Il poursuit : “J’aurais tendance à considérer que Titane paie de fait son statut d’objet dans “l’air du temps”, réalisé par une femme, parlant de transidentité sous un jour qui n’a rien à voir avec le soi-disant misérabilisme bien-pensant tant vilipendé en ce moment. Il paie aussi sa facture hybride, ni tout à fait un film de genre, ni tout à fait un film d’auteur. Ce que je considère comme une qualité a pu être vu comme un défaut.”

Présente au déjeuner des nommés, Julia Ducournau fait peu de cas de cette absence. Elle se réjouit surtout des quatre nominations récoltées par le film et souligne le talent d’Agathe Rousselle, comme celui de son équipe technique : “Je suis notamment très heureuse pour Ruben Impens, dont le travail pour Titane a été reconnu à l’international.” Le chef opérateur belge est nommé par l’American Society of Cinematographers - organisation qui met à l’honneur les directeurs de la photographie.

Alors qu’il poursuit son chemin à travers le monde, le film continue d’être célébré.
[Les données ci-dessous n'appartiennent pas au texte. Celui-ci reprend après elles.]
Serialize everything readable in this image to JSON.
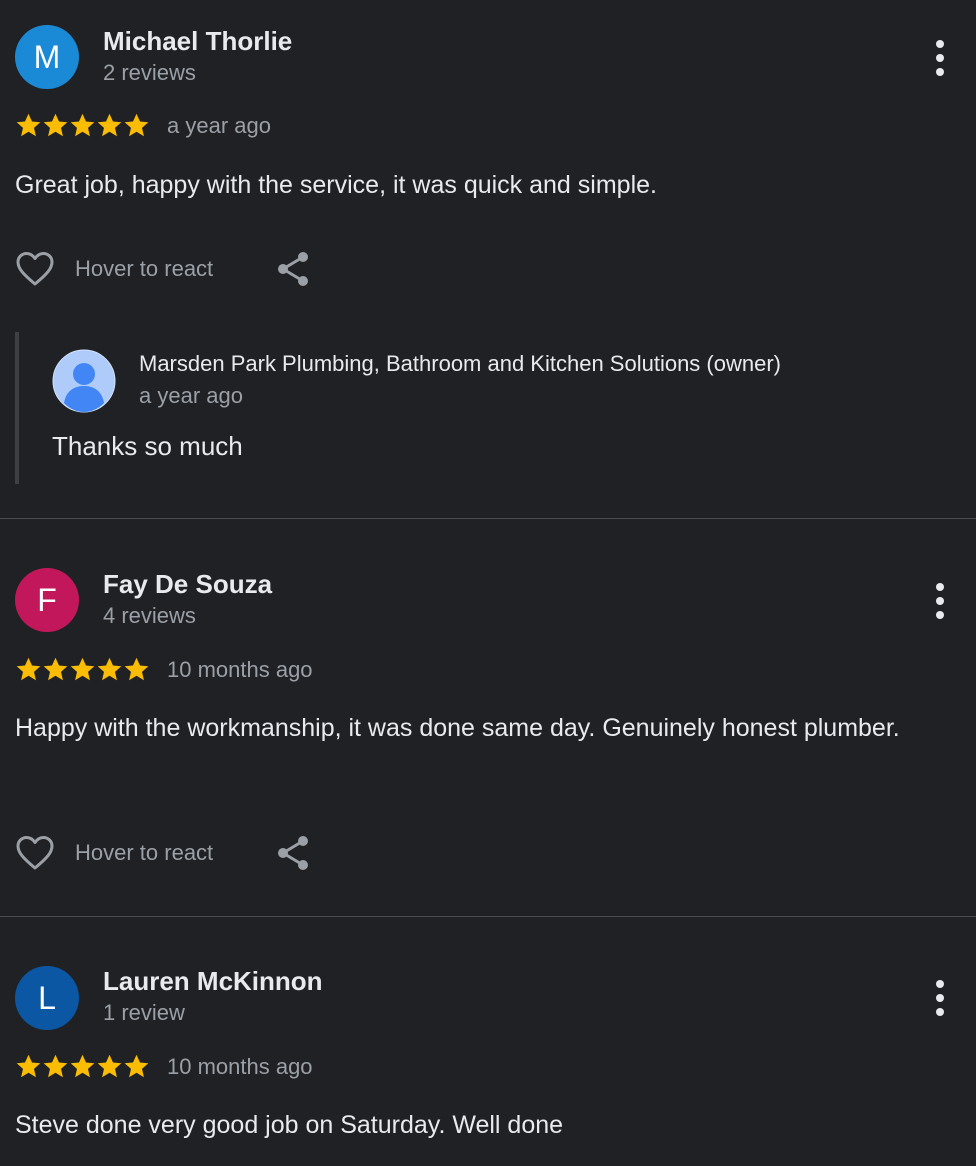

Le 15 mars prochain, la cinéaste est attendue aux BAFTAs - l’équivalent britannique des Oscars. Elle est nommée dans la catégorie “meilleure réalisation” aux côtés d’une autre Française, Audrey Diwan pour L’Événement. “Dès l'annonce, on s’est tout de suite appelées pour se féliciter”, raconte Julia Ducournau, comblée, au micro d’AlloCiné.
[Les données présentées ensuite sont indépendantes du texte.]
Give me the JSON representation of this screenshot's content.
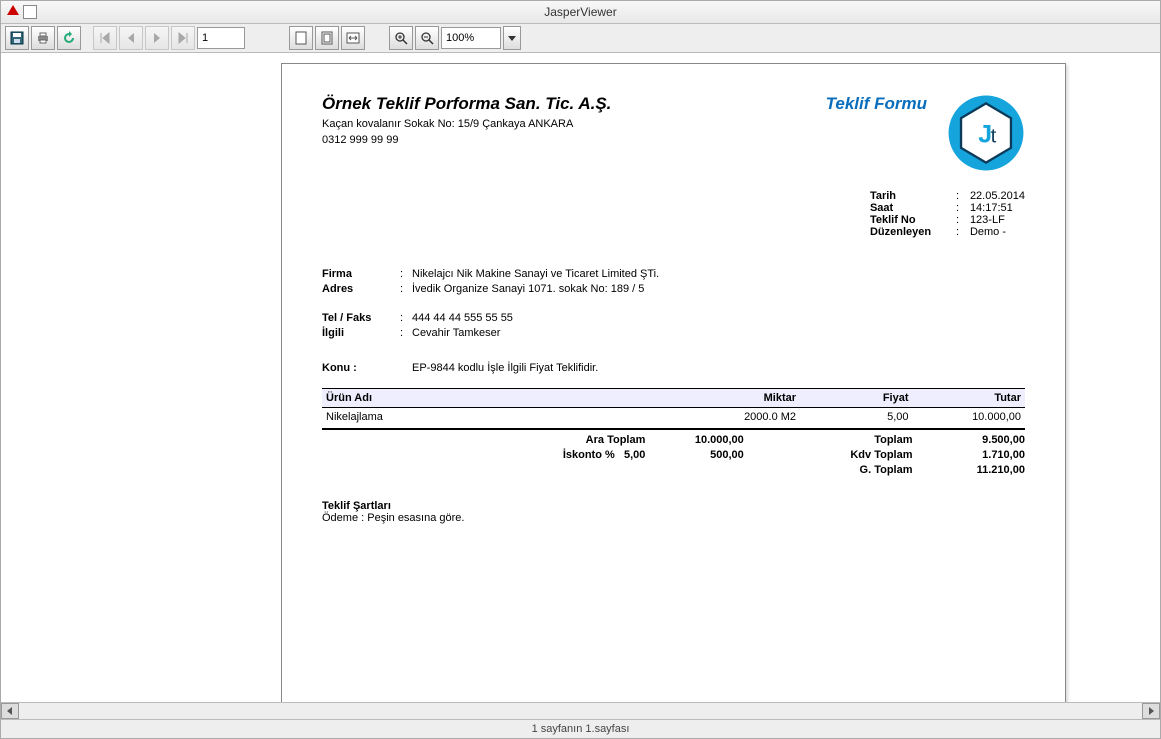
{
  "window": {
    "title": "JasperViewer"
  },
  "toolbar": {
    "page_value": "1",
    "zoom_value": "100%"
  },
  "status": "1 sayfanın 1.sayfası",
  "doc": {
    "company": "Örnek Teklif Porforma San. Tic. A.Ş.",
    "addr1": "Kaçan kovalanır Sokak No: 15/9 Çankaya ANKARA",
    "addr2": "0312 999 99 99",
    "form_title": "Teklif Formu",
    "meta": {
      "date_k": "Tarih",
      "date_v": "22.05.2014",
      "time_k": "Saat",
      "time_v": "14:17:51",
      "no_k": "Teklif No",
      "no_v": "123-LF",
      "by_k": "Düzenleyen",
      "by_v": "Demo  -"
    },
    "client": {
      "firm_k": "Firma",
      "firm_v": "Nikelajcı Nik Makine Sanayi ve Ticaret Limited ŞTi.",
      "addr_k": "Adres",
      "addr_v": "İvedik Organize Sanayi 1071. sokak No: 189 / 5",
      "tel_k": "Tel / Faks",
      "tel_v": "444 44 44 555 55 55",
      "ilgili_k": "İlgili",
      "ilgili_v": "Cevahir Tamkeser",
      "konu_k": "Konu :",
      "konu_v": "EP-9844 kodlu İşle İlgili Fiyat Teklifidir."
    },
    "table": {
      "h_name": "Ürün Adı",
      "h_qty": "Miktar",
      "h_price": "Fiyat",
      "h_total": "Tutar",
      "r1_name": "Nikelajlama",
      "r1_qty": "2000.0 M2",
      "r1_price": "5,00",
      "r1_total": "10.000,00"
    },
    "sums": {
      "ara_k": "Ara Toplam",
      "ara_v": "10.000,00",
      "isk_k": "İskonto %",
      "isk_p": "5,00",
      "isk_v": "500,00",
      "top_k": "Toplam",
      "top_v": "9.500,00",
      "kdv_k": "Kdv Toplam",
      "kdv_v": "1.710,00",
      "g_k": "G. Toplam",
      "g_v": "11.210,00"
    },
    "terms_h": "Teklif Şartları",
    "terms_1": "Ödeme : Peşin esasına göre."
  }
}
Là encore, un fait historique : c’est la première fois que deux cinéastes françaises sont nommées ensemble dans cette catégorie. Avant elles, les seuls Français à avoir été nommés aux BAFTAs sont François Truffaut, Louis Malle, Roman Polanski, Jean-Pierre Jeunet et Michel Hazanavicius.
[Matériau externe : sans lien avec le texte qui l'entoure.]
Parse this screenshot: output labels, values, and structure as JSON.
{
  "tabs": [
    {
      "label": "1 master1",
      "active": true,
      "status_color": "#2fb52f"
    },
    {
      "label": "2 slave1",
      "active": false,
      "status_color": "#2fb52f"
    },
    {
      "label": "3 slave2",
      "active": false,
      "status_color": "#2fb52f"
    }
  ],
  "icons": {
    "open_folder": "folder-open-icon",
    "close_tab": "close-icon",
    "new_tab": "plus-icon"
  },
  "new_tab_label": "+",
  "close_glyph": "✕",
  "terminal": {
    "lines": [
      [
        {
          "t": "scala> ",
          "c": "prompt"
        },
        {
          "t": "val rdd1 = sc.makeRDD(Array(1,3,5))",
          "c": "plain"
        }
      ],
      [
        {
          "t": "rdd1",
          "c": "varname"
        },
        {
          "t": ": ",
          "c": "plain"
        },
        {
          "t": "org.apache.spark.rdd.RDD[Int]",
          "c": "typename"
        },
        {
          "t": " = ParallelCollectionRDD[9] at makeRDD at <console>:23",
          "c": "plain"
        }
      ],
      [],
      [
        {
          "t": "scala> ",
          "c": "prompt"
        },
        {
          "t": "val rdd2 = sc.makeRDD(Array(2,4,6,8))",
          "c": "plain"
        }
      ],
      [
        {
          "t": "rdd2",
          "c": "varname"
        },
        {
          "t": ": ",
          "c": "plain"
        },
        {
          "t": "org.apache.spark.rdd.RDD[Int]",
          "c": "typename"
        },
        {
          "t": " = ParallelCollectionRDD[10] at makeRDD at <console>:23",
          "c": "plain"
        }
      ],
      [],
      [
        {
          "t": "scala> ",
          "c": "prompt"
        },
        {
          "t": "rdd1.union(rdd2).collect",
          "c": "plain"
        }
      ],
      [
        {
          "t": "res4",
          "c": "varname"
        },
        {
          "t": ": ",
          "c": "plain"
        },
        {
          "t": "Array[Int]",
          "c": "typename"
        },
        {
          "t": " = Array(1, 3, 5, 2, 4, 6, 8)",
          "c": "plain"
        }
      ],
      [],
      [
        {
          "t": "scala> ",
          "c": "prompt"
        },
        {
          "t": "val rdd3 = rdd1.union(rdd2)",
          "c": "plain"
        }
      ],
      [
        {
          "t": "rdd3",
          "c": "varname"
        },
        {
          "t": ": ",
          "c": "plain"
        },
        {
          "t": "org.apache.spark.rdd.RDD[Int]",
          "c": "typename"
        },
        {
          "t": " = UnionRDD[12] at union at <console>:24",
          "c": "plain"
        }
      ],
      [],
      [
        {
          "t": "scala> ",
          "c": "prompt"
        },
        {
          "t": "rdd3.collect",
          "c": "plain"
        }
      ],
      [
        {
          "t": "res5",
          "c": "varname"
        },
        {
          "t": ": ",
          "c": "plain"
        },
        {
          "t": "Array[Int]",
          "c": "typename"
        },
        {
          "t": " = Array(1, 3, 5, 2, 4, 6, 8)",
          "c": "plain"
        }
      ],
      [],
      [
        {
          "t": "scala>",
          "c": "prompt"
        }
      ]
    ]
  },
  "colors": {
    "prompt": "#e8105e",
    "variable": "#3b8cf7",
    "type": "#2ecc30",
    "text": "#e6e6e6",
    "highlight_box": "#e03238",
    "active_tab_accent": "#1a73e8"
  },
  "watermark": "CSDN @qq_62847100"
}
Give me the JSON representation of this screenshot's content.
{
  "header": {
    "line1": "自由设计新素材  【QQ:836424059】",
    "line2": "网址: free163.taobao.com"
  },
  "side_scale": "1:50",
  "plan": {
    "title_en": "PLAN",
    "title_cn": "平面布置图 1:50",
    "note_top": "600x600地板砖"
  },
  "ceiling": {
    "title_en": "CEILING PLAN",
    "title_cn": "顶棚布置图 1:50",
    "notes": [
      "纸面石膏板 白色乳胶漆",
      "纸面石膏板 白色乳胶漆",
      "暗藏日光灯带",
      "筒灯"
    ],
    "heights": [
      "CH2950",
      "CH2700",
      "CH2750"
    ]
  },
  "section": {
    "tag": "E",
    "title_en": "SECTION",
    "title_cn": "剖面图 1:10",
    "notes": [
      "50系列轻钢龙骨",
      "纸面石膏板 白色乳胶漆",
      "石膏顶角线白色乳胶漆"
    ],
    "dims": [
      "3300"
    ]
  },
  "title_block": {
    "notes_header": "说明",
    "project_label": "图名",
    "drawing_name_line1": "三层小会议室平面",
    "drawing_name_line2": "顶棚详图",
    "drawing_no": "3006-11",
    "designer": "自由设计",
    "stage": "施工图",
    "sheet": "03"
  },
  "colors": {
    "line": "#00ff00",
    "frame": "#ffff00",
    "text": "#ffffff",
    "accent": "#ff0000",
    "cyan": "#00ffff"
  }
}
Plus de sept mois après la Palme d’or, Jean-Christophe Reymond tire un bilan de la carrière de Titane : “En tant que producteur, j’ai pris beaucoup de risques car je croyais profondément au talent de Julia et au film qu’elle voulait faire. On a eu très chaud en termes de production et on a eu la chance d’être récompensé pour cela.”

Fidèle à la réalisatrice depuis son court métrage Junior, il qualifie leur collaboration “d’aventure incroyable” : “C’est génial de grandir et de faire tout ce chemin ensemble.” Pour le troisième long métrage, actuellement en écriture, il laisse sa place au producteur de Grave. “Nous alternons à tour de rôle”, ajoute-t-il.

Malgré quelques épiphénomènes, François Cau regrette, quant à lui, que l’industrie française peine encore à comprendre le cinéma de genre : “Dans une époque cynique à souhait, ça fait un bien fou de voir un film au premier degré assumé, tout en sortie de route où il est impossible de savoir où va le récit.” Il conclut : “J’aime le genre justement parce qu’il est vecteur de liberté, qu’il ne rentre pas dans des cases et autorise presque tout. Et ça, Julia Ducournau l’a très bien compris.”